Reese whips up a Flavor of the Month, and April’s is black raspberry chip. Next month, look out for Mojito Sorbet, in celebration of Cinco de Mayo. Top off your treat with a variety of candy, nut and fruit toppings.

When it comes to ingredients, Reese will only select the best. In fact, his creamy concoctions have earned him three “Best of the Main Line – Ice Cream” awards from Main Line Today.

“Our ice cream supplies come from an organic farm co-op in the Niagara Valley, and gelato and sorbet ingredients are sourced from an organic farm in Lancaster County,” Reese says. “We use the highest quality chocolates and nuts from around the world.”

Top-of-the-line ingredients are most tasty when mixed in top-of-the-line equipment, explains Reese.

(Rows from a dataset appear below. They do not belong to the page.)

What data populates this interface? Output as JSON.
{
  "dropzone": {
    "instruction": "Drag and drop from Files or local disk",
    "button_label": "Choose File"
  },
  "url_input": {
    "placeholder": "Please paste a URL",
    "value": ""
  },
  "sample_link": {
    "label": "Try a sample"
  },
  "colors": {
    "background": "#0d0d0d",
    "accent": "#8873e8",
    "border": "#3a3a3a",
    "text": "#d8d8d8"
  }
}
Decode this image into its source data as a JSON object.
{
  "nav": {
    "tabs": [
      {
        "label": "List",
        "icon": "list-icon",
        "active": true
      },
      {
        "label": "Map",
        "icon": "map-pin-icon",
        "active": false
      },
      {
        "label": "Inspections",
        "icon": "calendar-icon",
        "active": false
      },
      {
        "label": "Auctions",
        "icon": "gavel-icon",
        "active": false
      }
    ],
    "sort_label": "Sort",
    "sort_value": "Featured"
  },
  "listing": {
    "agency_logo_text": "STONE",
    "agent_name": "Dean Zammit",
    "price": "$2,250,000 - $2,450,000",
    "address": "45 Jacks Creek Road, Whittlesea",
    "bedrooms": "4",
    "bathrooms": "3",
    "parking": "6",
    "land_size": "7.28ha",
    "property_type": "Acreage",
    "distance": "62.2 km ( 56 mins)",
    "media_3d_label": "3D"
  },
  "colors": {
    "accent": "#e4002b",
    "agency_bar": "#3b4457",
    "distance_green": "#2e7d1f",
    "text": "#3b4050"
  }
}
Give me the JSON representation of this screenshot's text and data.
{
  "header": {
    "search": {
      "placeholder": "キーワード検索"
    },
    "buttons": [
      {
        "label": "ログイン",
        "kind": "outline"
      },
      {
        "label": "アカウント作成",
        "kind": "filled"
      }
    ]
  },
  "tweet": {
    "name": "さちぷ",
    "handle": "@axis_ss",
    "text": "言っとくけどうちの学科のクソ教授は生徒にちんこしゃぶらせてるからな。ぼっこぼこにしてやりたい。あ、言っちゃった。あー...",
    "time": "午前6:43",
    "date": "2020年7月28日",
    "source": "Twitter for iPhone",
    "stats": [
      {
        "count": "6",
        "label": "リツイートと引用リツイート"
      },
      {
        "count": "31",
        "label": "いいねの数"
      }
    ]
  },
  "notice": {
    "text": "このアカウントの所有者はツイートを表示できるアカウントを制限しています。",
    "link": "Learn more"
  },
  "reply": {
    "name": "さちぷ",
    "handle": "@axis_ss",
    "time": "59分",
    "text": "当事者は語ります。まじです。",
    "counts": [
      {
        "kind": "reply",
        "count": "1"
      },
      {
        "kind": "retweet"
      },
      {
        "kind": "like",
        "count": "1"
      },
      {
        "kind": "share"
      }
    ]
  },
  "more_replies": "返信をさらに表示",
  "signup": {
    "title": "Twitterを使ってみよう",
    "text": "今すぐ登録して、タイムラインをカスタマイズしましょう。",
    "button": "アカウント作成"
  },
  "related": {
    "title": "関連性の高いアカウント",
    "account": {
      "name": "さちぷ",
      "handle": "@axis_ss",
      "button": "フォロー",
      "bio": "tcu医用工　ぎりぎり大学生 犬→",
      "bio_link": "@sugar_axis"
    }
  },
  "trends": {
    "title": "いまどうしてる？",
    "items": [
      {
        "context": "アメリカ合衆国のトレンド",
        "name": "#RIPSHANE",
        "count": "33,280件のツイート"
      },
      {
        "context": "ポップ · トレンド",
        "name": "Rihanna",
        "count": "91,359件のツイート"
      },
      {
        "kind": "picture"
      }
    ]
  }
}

“We’ve carefully chosen and imported the machines straight from Italy,” he says.

In another twist on the traditional ice cream spot, Scooped offers a Liege waffle bar. The mouthwatering aroma draws you in, and the flavor is distinctively sweet.

“Liege waffles are studded with special pearl nits of sugar that caramelize on the waffle iron as it cooks,” he says. “They’re buttery and soft on the inside, and crispy on the outside.”

Add a dollop of your favorite ice cream, and who could ask for more?

Whichever combination you fancy, your scoop will come with a smile. After interviewing more than 200 eager applicants, Reese says he hand-selected “16 fantastic young people from the area, mostly in high school, but some in college too. It’s a great first job for them and we’re excited to have them on the team.”

Be sure to take a look around at the decor during your visit. Check out the two window displays. The life-size calf mooooves and welcomes you in, while the other is reminiscent of a 1950s ice cream parlor. Plus, the murals on the wall were designed and printed right across the street at Baker Printing.

Get scooped and get yourself into an old-fashioned summertime mood!

Hours are Monday–Thursday, noon–9 p.m.; Friday–Saturday, noon–10 p.m.; and Sunday, 11 a.m.– 8 p.m. (Please note: the shop will be closed on Easter Sunday.)

Find Scooped Ice Cream at 25 W. State St. in Media.